Les Misérables von Victor Hugo: Weg einer Seele

Der Dramaturg Luca Doninelli spricht über seine Bühnenadaptation des Romans „Die Elenden“ von Victor Hugo.
Luca Doninelli

In diesem sehr weltlichen Text entdeckt Doninelli etwas Sakrales, vielleicht sogar Mystisches. Und versteht gar nicht, wie Hugo das schreiben konnte. Die Schönheit kann man schließlich nicht zähmen!

„Theater ist eine Art Erkenntnis durch die Erfahrung“, hat Luca Ronconi einmal gesagt. Eigentlich werden ja alle Erkenntnisse durch Erfahrung gewonnen. Auch das Verstehen eines philosophischen Textes ist eine Art Erfahrung, die Erfahrung einer Erleuchtung. Die Erfahrung ist das, was in uns geschieht, wenn wir etwas bewusst erkennen. Einerseits denken wir dann: Ja, genau so ist es! Andererseits werden wir uns bewusst, was wir alles noch nicht kennen, und sehnen uns danach.

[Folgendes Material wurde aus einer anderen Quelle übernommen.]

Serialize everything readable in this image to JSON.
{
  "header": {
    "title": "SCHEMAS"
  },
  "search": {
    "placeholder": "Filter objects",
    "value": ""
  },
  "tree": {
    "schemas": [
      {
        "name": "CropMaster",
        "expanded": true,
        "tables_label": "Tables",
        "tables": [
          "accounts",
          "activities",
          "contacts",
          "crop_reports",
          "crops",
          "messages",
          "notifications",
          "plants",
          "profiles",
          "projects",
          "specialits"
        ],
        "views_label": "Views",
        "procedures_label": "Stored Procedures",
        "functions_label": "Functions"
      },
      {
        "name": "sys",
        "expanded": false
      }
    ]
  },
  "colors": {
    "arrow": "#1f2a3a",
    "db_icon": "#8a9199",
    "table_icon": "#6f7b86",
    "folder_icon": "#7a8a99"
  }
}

Einer der schönsten Aspekte des Lebens ist, dass all das, was wir tun, uns auf eine bestimmte Weise mit der Wirklichkeit in Beziehung bringt. Man lernt also etwas ganz anderes, wenn man einen Roman liest, als wenn man – wie ich – diesen Roman für die Bühne adaptieren will. Das galt auch für Les Misérables von Victor Hugo.

Das erste, was mir aufgefallen ist, war die Struktur des Romans. Sie ist fast wie bei einem geistlichen Spiel. Unter einem „geistlichen Spiel“ verstehe ich einen Text, bei dem das wesentliche Ereignis zu Beginn stattfindet und wo alles, was danach geschieht, Folge des ersten Ereignisses ist. Dieses anfängliche Ereignis führt die Hauptfigur in gewisser Weise in eine neue Dimension ein, die sie sich nach und nach zu Eigen machen muss.



Das Ereignis, aus dem sich der Handlungsablauf der Elenden entwickelt, ist bekannt: Der Bischof von Digne, Myriel, schenkt dem Sträfling Jean Valjean zwei silberne Kerzenleuchter. Das ist wie eine Art Taufe. Der Roman beschreibt den Lebensweg, den Jean Valjean dann geht, um sich dieser Taufe würdig zu erweisen und seine Seele zu retten. (Diese wird durch die kleine Cosette symbolisiert.) Am Ende wird er dann tatsächlich das weiße Hemd Gott übergeben. Die Kraft, die dieses Ereignis entfaltet, beschränkt sich aber nicht nur auf die Figur des Jean Valjean. Es betrifft, auf die ein oder andere Weise, alle Figuren des Romans und verändert ihr Schicksal, angefangen bei den Menschen, die Jean nahestehen, bis hin zur ganzen Nation. Man könnte also sagen, dass Jean Valjean ein starkes Zeichen gegeben wurde. Und die erste Eigenschaft eines Zeichens ist, dass es sich in Raum und Zeit ausbreitet, in je eigener und oft unvorhersehbarer Weise.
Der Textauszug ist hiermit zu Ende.